Trois ans plus tard, les données de 2024 révèlent quatre conséquences majeures. Premièrement, les achats européens par pipeline ont chuté de manière spectaculaire, atteignant la moitié de ceux effectués en 2019, les achats en provenance de Russie représentant un quart de ceux effectués à cette époque. Deuxièmement, les achats de GNL ont augmenté pour dépasser ceux effectués par pipeline. Troisièmement, les achats en provenance des États-Unis ont connu une augmentation spectaculaire pour atteindre 61 milliards de mètres cubes et représentent la moitié des importations européennes de GNL. Quatrièmement, les États-Unis sont devenus le leader mondial des exportations de GNL (22 % du total), alors qu'en 2016 ils n'exportaient même pas de GNL, et qu'en 2019 ils occupaient la troisième place, loin derrière les quotas détenus par le Qatar et l'Australie.
La stratégie nord-américaine a été un succès complet et a constitué un scénario avantageux pour certaines multinationales gazières européennes, pour les grandes compagnies maritimes et les négociants en matières premières, ainsi que pour les banques et les fonds qui espéraient créer un vaste marché du GNL, similaire au marché pétrolier, permettant le développement d'opérations financières. Les contrats signés par les principaux importateurs sont à long terme, entre 20 et 25 ans, mais les prix sont basés sur l'indice TTF ( Title Transfer Facility ). Cet indicateur est formé sur un marché virtuel, géré aux Pays-Bas, où se négocient des contrats au comptant et, surtout, des contrats à terme, avec une participation significative d'agents strictement motivés par des considérations financières, ce qui contribue à conférer à l'indice une forte volatilité.
Ceci explique le manque d'intérêt manifesté par l'Union européenne et les États-Unis pour enquêter sur le sabotage de Nord Stream II, dont le désactivation avait été identifiée comme un objectif majeur par l'administration Biden.

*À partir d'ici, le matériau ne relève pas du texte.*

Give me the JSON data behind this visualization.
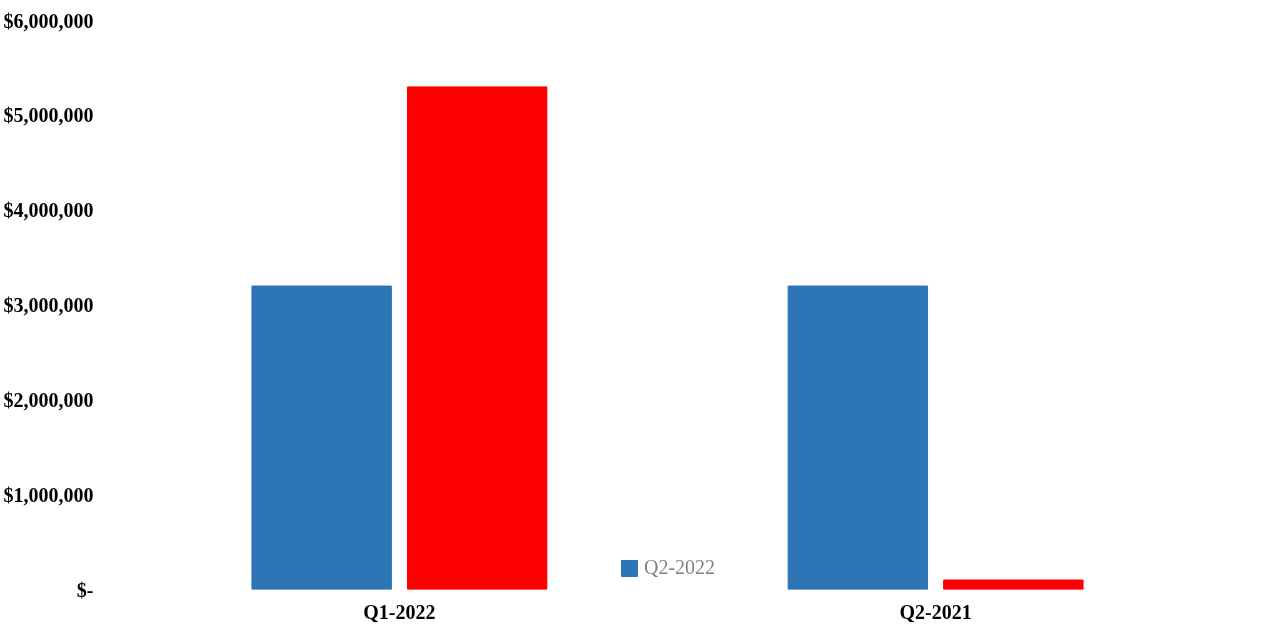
{
  "chart_data": {
    "type": "bar",
    "categories": [
      "Q1-2022",
      "Q2-2021"
    ],
    "series": [
      {
        "name": "Q2-2022",
        "color": "#2e75b6",
        "values": [
          3200000,
          3200000
        ]
      },
      {
        "color": "#ff0000",
        "values": [
          5300000,
          100000
        ]
      }
    ],
    "ylim": [
      0,
      6000000
    ],
    "yticks": [
      {
        "value": 0,
        "label": "$-"
      },
      {
        "value": 1000000,
        "label": "$1,000,000"
      },
      {
        "value": 2000000,
        "label": "$2,000,000"
      },
      {
        "value": 3000000,
        "label": "$3,000,000"
      },
      {
        "value": 4000000,
        "label": "$4,000,000"
      },
      {
        "value": 5000000,
        "label": "$5,000,000"
      },
      {
        "value": 6000000,
        "label": "$6,000,000"
      }
    ],
    "grid": false,
    "legend": "bottom"
  }
}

Le dédain de l'Europe face à la réduction des achats de GNL auprès de ses anciens principaux partenaires, le Qatar, l'Algérie et le Nigéria, malgré des prix nettement inférieurs à ceux pratiqués aux États-Unis, est compréhensible. Enfin, le silence des autorités de l'Union européenne face à l'augmentation des achats de gaz extrait grâce à une technique interdite par la réglementation européenne ( la fracturation hydraulique ) en raison de ses effets environnementaux et sanitaires est compréhensible.
Outre cet objectif stratégique, les États-Unis ont conclu un accord commercial très lucratif aux ramifications diverses : les ventes de GNL génèrent un chiffre d'affaires d'environ 30 milliards de dollars, dont plus de la moitié provient d'achats européens. Ces chiffres devraient continuer à croître compte tenu des efforts déployés par la Commission européenne pour perturber davantage les relations commerciales avec la Russie, tandis que l'administration Trump exige publiquement que les pays européens augmentent leurs achats de GNL américain.